According to the inspector general’s report (PDF), the OTS should have designated IndyMac a troubled institution as early as May 2008. Yet the OTS did not issue any formal enforcement action against IndyMac until early July, just days before it failed. It downgraded the bank’s rating to a level where the FDIC was able to take action on its own on July 1, at which point IndyMac lost the right to accept brokered deposits.

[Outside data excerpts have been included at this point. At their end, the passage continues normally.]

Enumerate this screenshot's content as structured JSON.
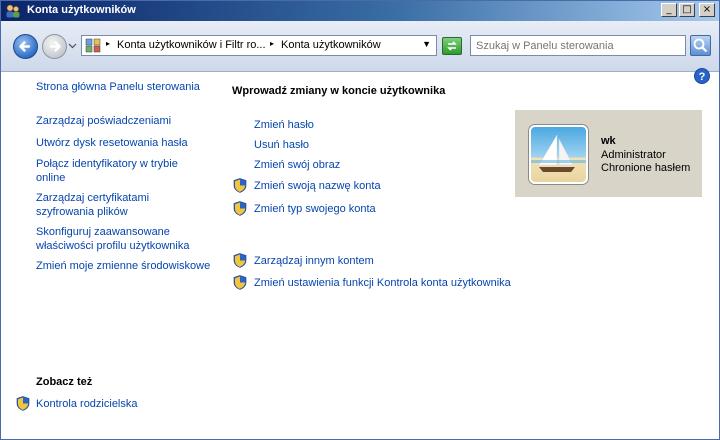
{
  "window": {
    "title": "Konta użytkowników",
    "min_glyph": "_",
    "max_glyph": "□",
    "close_glyph": "×"
  },
  "navbar": {
    "breadcrumb": [
      "Konta użytkowników i Filtr ro...",
      "Konta użytkowników"
    ],
    "search_placeholder": "Szukaj w Panelu sterowania"
  },
  "left_nav": {
    "items": [
      "Strona główna Panelu sterowania",
      "Zarządzaj poświadczeniami",
      "Utwórz dysk resetowania hasła",
      "Połącz identyfikatory w trybie online",
      "Zarządzaj certyfikatami szyfrowania plików",
      "Skonfiguruj zaawansowane właściwości profilu użytkownika",
      "Zmień moje zmienne środowiskowe"
    ],
    "see_also_title": "Zobacz też",
    "see_also_items": [
      "Kontrola rodzicielska"
    ]
  },
  "main": {
    "title": "Wprowadź zmiany w koncie użytkownika",
    "tasks": [
      "Zmień hasło",
      "Usuń hasło",
      "Zmień swój obraz",
      "Zmień swoją nazwę konta",
      "Zmień typ swojego konta",
      "Zarządzaj innym kontem",
      "Zmień ustawienia funkcji Kontrola konta użytkownika"
    ]
  },
  "user": {
    "name": "wk",
    "role": "Administrator",
    "status": "Chronione hasłem"
  },
  "colors": {
    "link": "#0645ad",
    "titlebar": "#0a246a",
    "user_card": "#d8d4c8"
  }
}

After the IndyMac scandal broke, Reich reassigned Darrel Dochow, the regional OTS director who approved the IndyMac backdating. Dochow’s last day of work at the agency was Thursday. Reich’s letter to Geithner revealed that Dochow’s actions were not unique. Similar backdating had occurred in four cases in three different regions.

Last Friday, Reich retired, and perhaps spared himself from what would likely be an unpleasant grilling before Congress.

In June, a month before IndyMac failed, Reich testified before Congress (PDF) that while there might be a few financial failures in the months to come, “we expect these seriously troubled institutions to remain few in number and small in size.” A string of spectacular financial collapses of OTS-regulated institutions soon followed, including the insurance behemoth AIG and Washington Mutual.

Asked about the shortcomings in the system revealed by the IndyMac backdating, the FDIC’s Gray responded by e-mail, “We haven’t publicly taken a policy position on this issue.”

Yet the internecine war between bank regulators likely won’t be lost on policy makers. Geithner’s predecessor, Hank Paulson, called for abolishing the OTS, and several influential congressmen are floating the idea of a single banking regulator.

“We frankly need to do a better job on how we do bank regulation,” said Seidman, the former OTS director. She thinks bringing the FDIC in on more exams would “probably be useful.”